'The Voice' season 2: Now, this is how you do auditions
Let me start by saying I’m an unflinchingly devoted American Idol fan. I’ve watched all 11 seasons religiously — never missing an episode, except when I boycotted the remainder of season 4 out of principle once Scott Savol outlasted Constantine Maroulis — and can even remember the names of contestants that never made it past Hollywood. (Well, hello there season 10’s Aly Jados, who was also cut from The Voice last night!) Even in the past few weeks, when friends and family have been trying to convince me that I need a new obsession, since the ratings-troubled Idol is “so over,” I have covered my ears and launched into a five-minute tirade about how Idol will last forever because it has to, because how would I or America cope without it, you can’t tell me it will ever die, it can’t! Phew. Calm down, Kate. Go soothe yourself with a YouTube viewing of David Cook’s season 7 performance of “The World I Know.”
Okay, soothed. But, regardless of my love for the show that fuels my existence, I have to give props to its hot-on-its-heels competitor: The Voice‘s auditions are so much better than Idol‘s. It pains me to say it — I never want to kick Idol when it’s down, especially when The Voice is looking so up. But it only took a look at last night’s new two-hour episode of The Voice to hope — as many Idol hopefuls sing — that change is gonna come during Idol‘s future audition rounds.
Idol‘s auditions have history on their side — almost any TV viewer can remember the exact moment in which they were amused or in awe watching auditions from William Hung or Carrie Underwood. And the Fox series has a buzzy panel: Audiences have only become more interested in Most Beautiful Newly-Single Person Jennifer Lopez and memoirist Steven Tyler since they began their stint on the No. 1 show on television. But The Voice has newness on its side — the chair-spinning is gimmicky, sure, but it’s also different — and an even buzzier panel. Still, The Voice‘s success in the audition rounds doesn’t just lie with the fact that its mentors are more relevant in the music industry than an aging rock star and early 2000s pop queen. It lies with the fact that its mentors are simply more fun to watch than Idol‘s aging rock star and early 2000s pop queen.
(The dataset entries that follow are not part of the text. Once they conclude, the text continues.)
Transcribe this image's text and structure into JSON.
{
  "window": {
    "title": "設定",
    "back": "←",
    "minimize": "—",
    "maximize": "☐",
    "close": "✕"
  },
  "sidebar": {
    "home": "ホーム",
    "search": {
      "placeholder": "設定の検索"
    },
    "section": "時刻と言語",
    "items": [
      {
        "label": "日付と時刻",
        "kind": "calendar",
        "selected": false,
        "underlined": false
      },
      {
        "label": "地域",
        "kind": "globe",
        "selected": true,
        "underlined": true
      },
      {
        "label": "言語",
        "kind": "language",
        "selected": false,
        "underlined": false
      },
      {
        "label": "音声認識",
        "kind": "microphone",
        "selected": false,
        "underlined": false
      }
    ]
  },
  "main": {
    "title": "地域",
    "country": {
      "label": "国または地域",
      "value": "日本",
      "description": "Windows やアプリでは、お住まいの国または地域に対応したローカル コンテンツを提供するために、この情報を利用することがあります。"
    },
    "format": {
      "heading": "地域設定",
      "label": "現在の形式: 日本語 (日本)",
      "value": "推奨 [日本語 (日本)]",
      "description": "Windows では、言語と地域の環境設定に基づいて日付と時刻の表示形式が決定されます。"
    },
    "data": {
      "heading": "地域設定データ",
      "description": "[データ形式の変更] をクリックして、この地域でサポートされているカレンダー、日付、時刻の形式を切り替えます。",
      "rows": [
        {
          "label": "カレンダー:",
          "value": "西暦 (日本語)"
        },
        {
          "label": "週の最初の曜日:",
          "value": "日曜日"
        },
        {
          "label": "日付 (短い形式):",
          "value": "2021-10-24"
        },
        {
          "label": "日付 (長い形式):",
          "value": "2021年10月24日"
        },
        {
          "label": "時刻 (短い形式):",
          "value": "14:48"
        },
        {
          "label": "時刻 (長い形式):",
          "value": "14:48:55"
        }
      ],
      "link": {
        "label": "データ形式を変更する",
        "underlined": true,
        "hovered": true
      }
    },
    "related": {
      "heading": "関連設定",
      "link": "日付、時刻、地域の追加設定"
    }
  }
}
Tyler and Lopez might be dedicated to finding true talent on Idol, but Blake Shelton, Adam Levine, Cee Lo Green, and Christina Aguilera are dedicated to fueling The Voice‘s competition, making for a much more enjoyable experience for the viewer. The foursome puts their chemistry, and in-fighting, on full display — so much so, in fact, that you begin to feel like you’re part of the gang just by watching The Voice. Unlike Idol, audiences don’t even need to see train-wreck auditions to be entertained — instead, we derive TV joy from watching the four mentors joke, trade low-blow barbs (see: Aguilera calling Levine a Justin Timberlake wannabe), and play to the audience (see: Shelton thanking the crowd after one contestant shares her crush on him). And, in between, we see some pretty great performances too.
But that’s the key difference between Idol and The Voice: Idol is about its contestants, some of whom go on to become multiplatinum artists like Underwood or Kelly Clarkson; The Voice is about its star-studded panel of mentors. The chatter after single Idol audition episodes revolve around the contestants guaranteed to become finalists; the chatter after single Voice audition episodes revolve around Aguilera’s bust. And that’s exactly why Idol — boring auditions and all — still shouldn’t despair. The Fox series maintains viewer interest over the course of a season because of its revolving cast of finalists — by the time we get to country week, we hardly care what the judges’ panel thinks of our beloved favorite. As soon as we pass the audition rounds on The Voice…what exactly happens again? Why aren’t Levine and Aguilera still arguing?
Still, Idol has some catching up to do. A series only in production for one year has managed to master the audition process, while even the most fervent of Idol fans have complained about auditions for 11 seasons straight. (Perhaps Idol‘s judges’ panel simply has to take a page from the mentors on their NBC rival and find, for a lack of a better word, their voice?) But The Voice‘s freshness and masterful treatment of the reality singing competition audition format hardly means Idol‘s end. In fact, as you read this, you’re still wondering if Idol‘s Johnny Keyser will make it past the Hollywood round tomorrow night, right?